One thing on which you can always count - a Republican just does not believe in facts.

 's picture

Same old liberal talking points from Albrecht

1. Supply side economics is sound theory. We now are experiencing the Keynes way, and have piled up a $16 trillion national debt. Now Obama is looking for unlimited debt authority. He is trying to bankrupt the country.

2. The recession that we are still in was directly precipitated by careless home loan underwriting standards. Loans were made to people who couldn't hope to repay them. Barney Frank and Chris Dodd were supportive of the loosening of lending standards and had more to do with the recession we have not recovered from than anyone. Talk about refusing to accept responsibility!

3. Business equipment tax rebates are triggered when a business acquires business equipment. How can the rebate "fall to the bottom line" if it is a reimbursement for a prior expense? I know that "business owners" are evil in the eye of the communist but they do employ people. Lots of people. Maybe we should all work for the government?

4. Don't tell me about facts. I'll shred your kool-aid points with them.

 's picture

OK, let's change tactics even though I know it won't work

1. Name one period when supply side economics worked. Any. We are experencing the Keynesian way. And we can document when it worked throughout the world and in the US. The $16 trillion in debt was created by Republicans generally following supply side economics. The programs o the Democratic Congresses and President have hardly added to th debt at all. Right?
Obama is not looking for unlimited debt authority; he's looking for a way to prevent Congressional dysfunction from wrecking the counry. Another two or three debt ceiling debates and the country will have a credit rating south of Greece. But the Norquist plan is a plan to bankrupt the country and the vast majority of Republicas have signed on to it. Is that not correct? We will you folks admit you are wrong. You do need to remember BUSH II. That wasn't 8 years of success. o, debt, unnecessary wars, irresponsibile tax cuts, recession, unemployment.
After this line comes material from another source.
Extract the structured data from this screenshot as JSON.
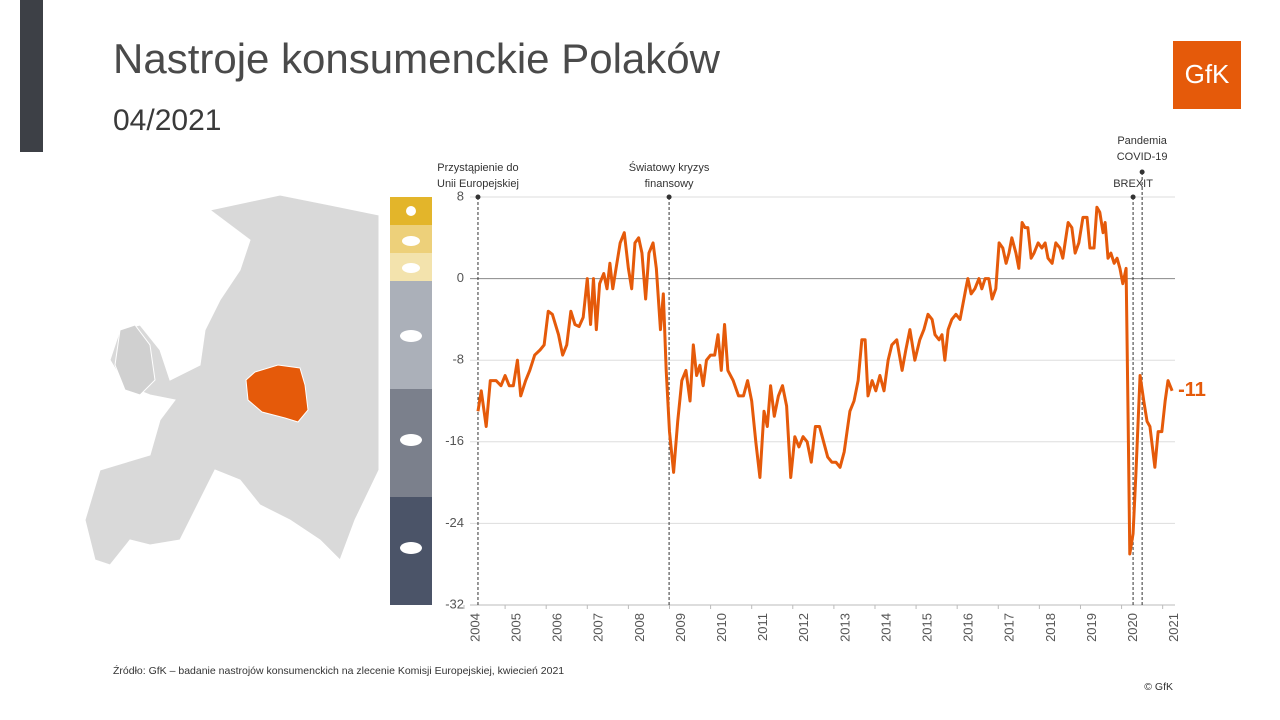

You aren't too old to remember.
2. Your dream world is showing. The recession was caused be the creation of securities whose value could not be determined and the uncertainty that created in financial markets. The careless home loans undewriting standards (subprime mortgages and the securitization of the same) were invented by Countrywide financial in 2000 and the Bush Administration met and decided that they did not have to be regulated. Dodd and Frank approved and passed legislation that eliminated redlining. Their wish and I'm certain it was real to stimulate home ownership and the responsibility it engenders in people if they had pssed legislation that certained securities back by subprime loans. But they didn't. It had nothing to do with the recession or subprime mortgages. Nor did Fannie May or Freddie Mac which were prohibited by the law until 2007 from engaging is such practices. The Bush Administration sponsored legislation changing that and the two underwrote about 3% of the bad loans and purchased trillions of dollars of the bad securities under that new legislation. They were the victims not the cause of the recession.
3. Business equipment tax rebates are just one small part of corporate welfare. If the rebates are not granted, are you saying corporate profits would increase? No, the rebates increase profits without creating jobs like most corporate welfare. Now if a program proves successful - it creates permanent jobs, higher paying jobs. Then I'm all for it.
4. Please do. I've been asking for facts for about what 15 years on these blogs and I have seen very few from your side so far.